I would imagine fresh bait would not hold up very well. You would just have a long distance chum launcher.


----------



## spicyitalian

I would like to see a bait trebouchet. Might work well for those 50 lb baits.


----------



## Smackdaddy53

Dude i bet you could use a wet rag for s wad behind your bait and weight and not have to freeze it. There are ways to do it for sure. You could probably make a big slingshot with a bunch of surgical tubing and lob a rig pretty far if the pneumatic launcher wouldnt work


-mac-


----------



## Marlingrinder

HuntinforTail said:


> Also, many people who cast surf rods can cast 500'.


I'd have to see that...


----------



## Swells

We got busted with a tater cannon down by the PINS by one of them federal park rangers. Nice feller, but he noticed we was maybe shooting the seagulls, which were diving out chum line of taters, toilet paper, corn cobs, frozen mullet, hotdogs, anything we could find. "Against the law to choot seagulls" he said, "plus that's one helluva littering mess there." 

But he was impressed with our range of about 300 yards or more - can't tell because most of the stuff was blown into a fine spray, including our terminal tackle. Let us squeeze off a few more rounds and watched for us clean up the beach a bit. "Yo boys outta ammo?" We said yeah, blew up all the TP too, and had to get back into town anyways. 

So now we get a yak or a jet-ski and pull baits, and fish with a short pole where you can walk on the sandbars. I've caught 28-inch speck trout waist deep casting at the second gut, with the short pole on an artificial lure. Much more sporty IMHO, and you don't get trash fish with artificial lures either.

Or effing seagulls!


----------



## Mr. Mario

That was my main concern as of right now. I read about how they would freeze baited rigs in a form the same diameter as the launcher and all. I live in Houston and do weekend fishing trips so keeping bait frozen in that way was out of the question. I saw a few videos on fishing weights made for the launcher itself. Pretty interesting but i can imagine a mullet head helicoptering out to the surf. I'm sure you lose quite a bit of distance that way. The wading idea came up in a few articles that I read. So my question is does anyone have any ideas on that note. I don't want to pollute the water. What can I use that would be environmentally friendly and not get me into trouble out there?


----------



## HarborHustler

use one that is pneumatic to keep the law away. if you use the ol hairspray, or other flammable propellant it becomes an "improvised illegal device"

that should answer the op question


----------



## Charlie2

*Trebouchet*



spicyitalian said:


> I would like to see a bait trebouchet. Might work well for those 50 lb baits.


Google. We built one some time ago but it now reposes somewhere in the deep recesses of the junk in my garage.

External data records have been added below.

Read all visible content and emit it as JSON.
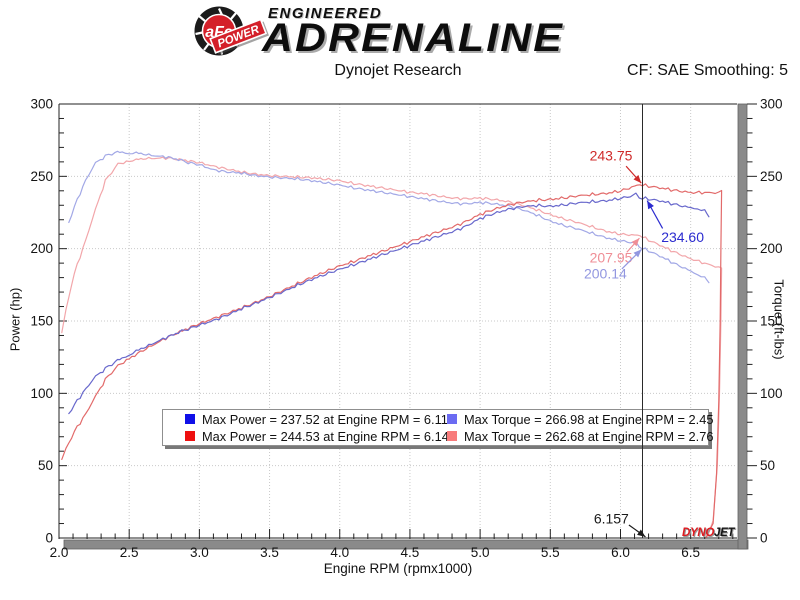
{
  "header": {
    "brand_circle_text": "aFe",
    "brand_banner_text": "POWER",
    "brand_line1": "ENGINEERED",
    "brand_line2": "ADRENALINE",
    "title": "Dynojet Research",
    "correction": "CF: SAE Smoothing: 5"
  },
  "watermark": {
    "part1": "DYNO",
    "part2": "JET"
  },
  "legend": {
    "entries": [
      {
        "swatch": "#1010e8",
        "label": "Max Power = 237.52 at Engine RPM = 6.11"
      },
      {
        "swatch": "#6b6bf2",
        "label": "Max Torque = 266.98 at Engine RPM = 2.45"
      },
      {
        "swatch": "#ee1010",
        "label": "Max Power = 244.53 at Engine RPM = 6.14"
      },
      {
        "swatch": "#f87b7b",
        "label": "Max Torque = 262.68 at Engine RPM = 2.76"
      }
    ]
  },
  "chart_data": {
    "type": "line",
    "title": "Dynojet Research",
    "xlabel": "Engine RPM (rpmx1000)",
    "ylabel_left": "Power (hp)",
    "ylabel_right": "Torque (ft-lbs)",
    "xlim": [
      2.0,
      6.83
    ],
    "ylim": [
      0,
      300
    ],
    "x_major_ticks": [
      2.0,
      2.5,
      3.0,
      3.5,
      4.0,
      4.5,
      5.0,
      5.5,
      6.0,
      6.5
    ],
    "x_minor_step": 0.1,
    "y_major_ticks": [
      0,
      50,
      100,
      150,
      200,
      250,
      300
    ],
    "y_minor_step": 10,
    "grid": true,
    "cursor_rpm": 6.157,
    "series": [
      {
        "name": "torque-red",
        "axis": "torque",
        "color": "#f2a6aa",
        "noise": 0.9,
        "points": [
          [
            2.02,
            142
          ],
          [
            2.05,
            158
          ],
          [
            2.11,
            183
          ],
          [
            2.19,
            206
          ],
          [
            2.26,
            227
          ],
          [
            2.33,
            247
          ],
          [
            2.42,
            258.5
          ],
          [
            2.5,
            260.5
          ],
          [
            2.55,
            261.5
          ],
          [
            2.6,
            262.3
          ],
          [
            2.7,
            262.5
          ],
          [
            2.76,
            262.7
          ],
          [
            2.8,
            262.4
          ],
          [
            2.9,
            261
          ],
          [
            3.0,
            259.5
          ],
          [
            3.1,
            257
          ],
          [
            3.2,
            255
          ],
          [
            3.3,
            253
          ],
          [
            3.4,
            251.5
          ],
          [
            3.5,
            250.5
          ],
          [
            3.6,
            250
          ],
          [
            3.7,
            249.5
          ],
          [
            3.8,
            249
          ],
          [
            3.9,
            248
          ],
          [
            4.0,
            247
          ],
          [
            4.1,
            245
          ],
          [
            4.2,
            243.5
          ],
          [
            4.3,
            242
          ],
          [
            4.4,
            240.5
          ],
          [
            4.5,
            239
          ],
          [
            4.6,
            238
          ],
          [
            4.7,
            236.5
          ],
          [
            4.8,
            235
          ],
          [
            4.9,
            234.5
          ],
          [
            5.0,
            235
          ],
          [
            5.1,
            234
          ],
          [
            5.2,
            232.5
          ],
          [
            5.3,
            230
          ],
          [
            5.4,
            227
          ],
          [
            5.5,
            223.5
          ],
          [
            5.6,
            220.5
          ],
          [
            5.7,
            218
          ],
          [
            5.8,
            215
          ],
          [
            5.9,
            212
          ],
          [
            6.0,
            210
          ],
          [
            6.1,
            209.3
          ],
          [
            6.14,
            209.2
          ],
          [
            6.157,
            207.95
          ],
          [
            6.2,
            206
          ],
          [
            6.3,
            201.5
          ],
          [
            6.4,
            197
          ],
          [
            6.5,
            193
          ],
          [
            6.6,
            190
          ],
          [
            6.65,
            188.5
          ],
          [
            6.7,
            187.5
          ],
          [
            6.72,
            186
          ],
          [
            6.715,
            150
          ],
          [
            6.705,
            100
          ],
          [
            6.69,
            50
          ],
          [
            6.66,
            12
          ],
          [
            6.62,
            1
          ]
        ]
      },
      {
        "name": "torque-blue",
        "axis": "torque",
        "color": "#a2a8e6",
        "noise": 0.9,
        "points": [
          [
            2.07,
            218
          ],
          [
            2.11,
            229
          ],
          [
            2.19,
            247.5
          ],
          [
            2.26,
            259
          ],
          [
            2.33,
            264
          ],
          [
            2.4,
            266.5
          ],
          [
            2.45,
            266.98
          ],
          [
            2.5,
            265.8
          ],
          [
            2.55,
            266.3
          ],
          [
            2.62,
            265
          ],
          [
            2.7,
            264
          ],
          [
            2.78,
            263.3
          ],
          [
            2.85,
            261.5
          ],
          [
            2.92,
            259.5
          ],
          [
            3.0,
            258
          ],
          [
            3.1,
            254.5
          ],
          [
            3.2,
            253
          ],
          [
            3.3,
            252.3
          ],
          [
            3.4,
            250.5
          ],
          [
            3.5,
            249.5
          ],
          [
            3.6,
            248.8
          ],
          [
            3.7,
            248.2
          ],
          [
            3.8,
            247
          ],
          [
            3.9,
            245.5
          ],
          [
            4.0,
            244
          ],
          [
            4.1,
            242
          ],
          [
            4.2,
            240.5
          ],
          [
            4.3,
            239
          ],
          [
            4.4,
            237.5
          ],
          [
            4.5,
            236
          ],
          [
            4.6,
            234.5
          ],
          [
            4.7,
            233
          ],
          [
            4.8,
            231.5
          ],
          [
            4.9,
            231
          ],
          [
            5.0,
            232
          ],
          [
            5.1,
            231
          ],
          [
            5.2,
            229.5
          ],
          [
            5.3,
            227
          ],
          [
            5.4,
            223.5
          ],
          [
            5.5,
            219
          ],
          [
            5.6,
            216
          ],
          [
            5.7,
            213.5
          ],
          [
            5.8,
            210.5
          ],
          [
            5.9,
            207.5
          ],
          [
            6.0,
            205.5
          ],
          [
            6.05,
            204.6
          ],
          [
            6.11,
            204.1
          ],
          [
            6.157,
            200.14
          ],
          [
            6.2,
            198.5
          ],
          [
            6.3,
            194
          ],
          [
            6.4,
            189
          ],
          [
            6.5,
            184.5
          ],
          [
            6.55,
            182
          ],
          [
            6.6,
            180.5
          ],
          [
            6.63,
            176
          ]
        ]
      },
      {
        "name": "power-red",
        "axis": "power",
        "color": "#e26a6a",
        "noise": 1.0,
        "points": [
          [
            2.02,
            54.6
          ],
          [
            2.05,
            61.7
          ],
          [
            2.11,
            73.5
          ],
          [
            2.19,
            85.9
          ],
          [
            2.26,
            97.7
          ],
          [
            2.33,
            109.6
          ],
          [
            2.42,
            119.1
          ],
          [
            2.5,
            124
          ],
          [
            2.6,
            129.8
          ],
          [
            2.7,
            134.9
          ],
          [
            2.76,
            138.1
          ],
          [
            2.8,
            139.9
          ],
          [
            2.9,
            144.1
          ],
          [
            3.0,
            148.2
          ],
          [
            3.1,
            151.7
          ],
          [
            3.2,
            155.4
          ],
          [
            3.3,
            159
          ],
          [
            3.4,
            162.8
          ],
          [
            3.5,
            166.9
          ],
          [
            3.6,
            171.4
          ],
          [
            3.7,
            175.8
          ],
          [
            3.8,
            180.2
          ],
          [
            3.9,
            184.2
          ],
          [
            4.0,
            188.1
          ],
          [
            4.1,
            191.2
          ],
          [
            4.2,
            194.7
          ],
          [
            4.3,
            198.1
          ],
          [
            4.4,
            201.5
          ],
          [
            4.5,
            204.8
          ],
          [
            4.6,
            208.4
          ],
          [
            4.7,
            211.6
          ],
          [
            4.8,
            214.8
          ],
          [
            4.9,
            218.8
          ],
          [
            5.0,
            223.7
          ],
          [
            5.1,
            227.2
          ],
          [
            5.2,
            230.2
          ],
          [
            5.3,
            232.1
          ],
          [
            5.4,
            233.4
          ],
          [
            5.5,
            234
          ],
          [
            5.6,
            235.1
          ],
          [
            5.7,
            236.6
          ],
          [
            5.8,
            237.4
          ],
          [
            5.9,
            238.2
          ],
          [
            6.0,
            239.9
          ],
          [
            6.1,
            243.1
          ],
          [
            6.14,
            244.53
          ],
          [
            6.157,
            243.75
          ],
          [
            6.2,
            243.2
          ],
          [
            6.3,
            241.7
          ],
          [
            6.4,
            240.1
          ],
          [
            6.5,
            238.8
          ],
          [
            6.6,
            238.8
          ],
          [
            6.65,
            238.7
          ],
          [
            6.7,
            239.2
          ],
          [
            6.72,
            239.5
          ],
          [
            6.715,
            200
          ],
          [
            6.71,
            150
          ],
          [
            6.7,
            95
          ],
          [
            6.685,
            45
          ],
          [
            6.66,
            10
          ],
          [
            6.61,
            0.5
          ]
        ]
      },
      {
        "name": "power-blue",
        "axis": "power",
        "color": "#6868cc",
        "noise": 1.0,
        "points": [
          [
            2.07,
            85.9
          ],
          [
            2.11,
            92
          ],
          [
            2.19,
            103.2
          ],
          [
            2.26,
            111.4
          ],
          [
            2.33,
            117.1
          ],
          [
            2.4,
            121.8
          ],
          [
            2.45,
            124.6
          ],
          [
            2.5,
            126.5
          ],
          [
            2.55,
            129.3
          ],
          [
            2.62,
            132.2
          ],
          [
            2.7,
            135.8
          ],
          [
            2.78,
            139.3
          ],
          [
            2.85,
            142
          ],
          [
            2.92,
            144.4
          ],
          [
            3.0,
            147.2
          ],
          [
            3.1,
            150.3
          ],
          [
            3.2,
            154.1
          ],
          [
            3.3,
            158.5
          ],
          [
            3.4,
            162.2
          ],
          [
            3.5,
            166.3
          ],
          [
            3.6,
            170.4
          ],
          [
            3.7,
            174.7
          ],
          [
            3.8,
            178.7
          ],
          [
            3.9,
            182.3
          ],
          [
            4.0,
            185.8
          ],
          [
            4.1,
            188.9
          ],
          [
            4.2,
            192.3
          ],
          [
            4.3,
            195.7
          ],
          [
            4.4,
            198.9
          ],
          [
            4.5,
            202.2
          ],
          [
            4.6,
            205.4
          ],
          [
            4.7,
            208.5
          ],
          [
            4.8,
            211.6
          ],
          [
            4.9,
            215.5
          ],
          [
            5.0,
            220.9
          ],
          [
            5.1,
            224.3
          ],
          [
            5.2,
            227.2
          ],
          [
            5.3,
            229
          ],
          [
            5.4,
            229.8
          ],
          [
            5.5,
            229.3
          ],
          [
            5.6,
            230.3
          ],
          [
            5.7,
            231.7
          ],
          [
            5.8,
            232.4
          ],
          [
            5.9,
            233.1
          ],
          [
            6.0,
            234.8
          ],
          [
            6.05,
            235.7
          ],
          [
            6.11,
            237.52
          ],
          [
            6.157,
            234.6
          ],
          [
            6.2,
            234.3
          ],
          [
            6.3,
            232.7
          ],
          [
            6.4,
            230.3
          ],
          [
            6.5,
            228.3
          ],
          [
            6.55,
            227.5
          ],
          [
            6.6,
            226.9
          ],
          [
            6.63,
            221.5
          ]
        ]
      }
    ],
    "annotations": [
      {
        "text": "243.75",
        "color": "#cf2b2b",
        "label_rpm": 5.78,
        "label_val": 261,
        "arrow": {
          "from_rpm": 6.04,
          "from_val": 257,
          "to_rpm": 6.148,
          "to_val": 245.3
        }
      },
      {
        "text": "234.60",
        "color": "#2b2bcf",
        "label_rpm": 6.29,
        "label_val": 204.5,
        "arrow": {
          "from_rpm": 6.3,
          "from_val": 214,
          "to_rpm": 6.19,
          "to_val": 233.2
        }
      },
      {
        "text": "207.95",
        "color": "#ef8e96",
        "label_rpm": 5.78,
        "label_val": 190.5,
        "arrow": {
          "from_rpm": 6.045,
          "from_val": 197.5,
          "to_rpm": 6.135,
          "to_val": 207.3
        }
      },
      {
        "text": "200.14",
        "color": "#9297e0",
        "label_rpm": 5.74,
        "label_val": 179.5,
        "arrow": {
          "from_rpm": 6.01,
          "from_val": 186,
          "to_rpm": 6.15,
          "to_val": 199.5
        }
      },
      {
        "text": "6.157",
        "color": "#1a1a1a",
        "label_rpm": 5.81,
        "label_val": 10,
        "arrow": {
          "from_rpm": 6.06,
          "from_val": 9,
          "to_rpm": 6.178,
          "to_val": 0.8
        }
      }
    ]
  }
}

No compressed air required.

We experimented using springs, rubber strips and it worked. C2


----------



## sharkbait-tx70

We have built several different kinds. A large slingshot that took up the whole bed of the truck. A cannon like shown,which only works on spinning reels. They best was a remote control boat and an airplane for real ruff days. The airplane would always draw large crowds and it would carry baits up to about 3 lbs. We custom built it with a chainsaw motor.It was a site to see.Got pretty expensive after a few dunks though.


----------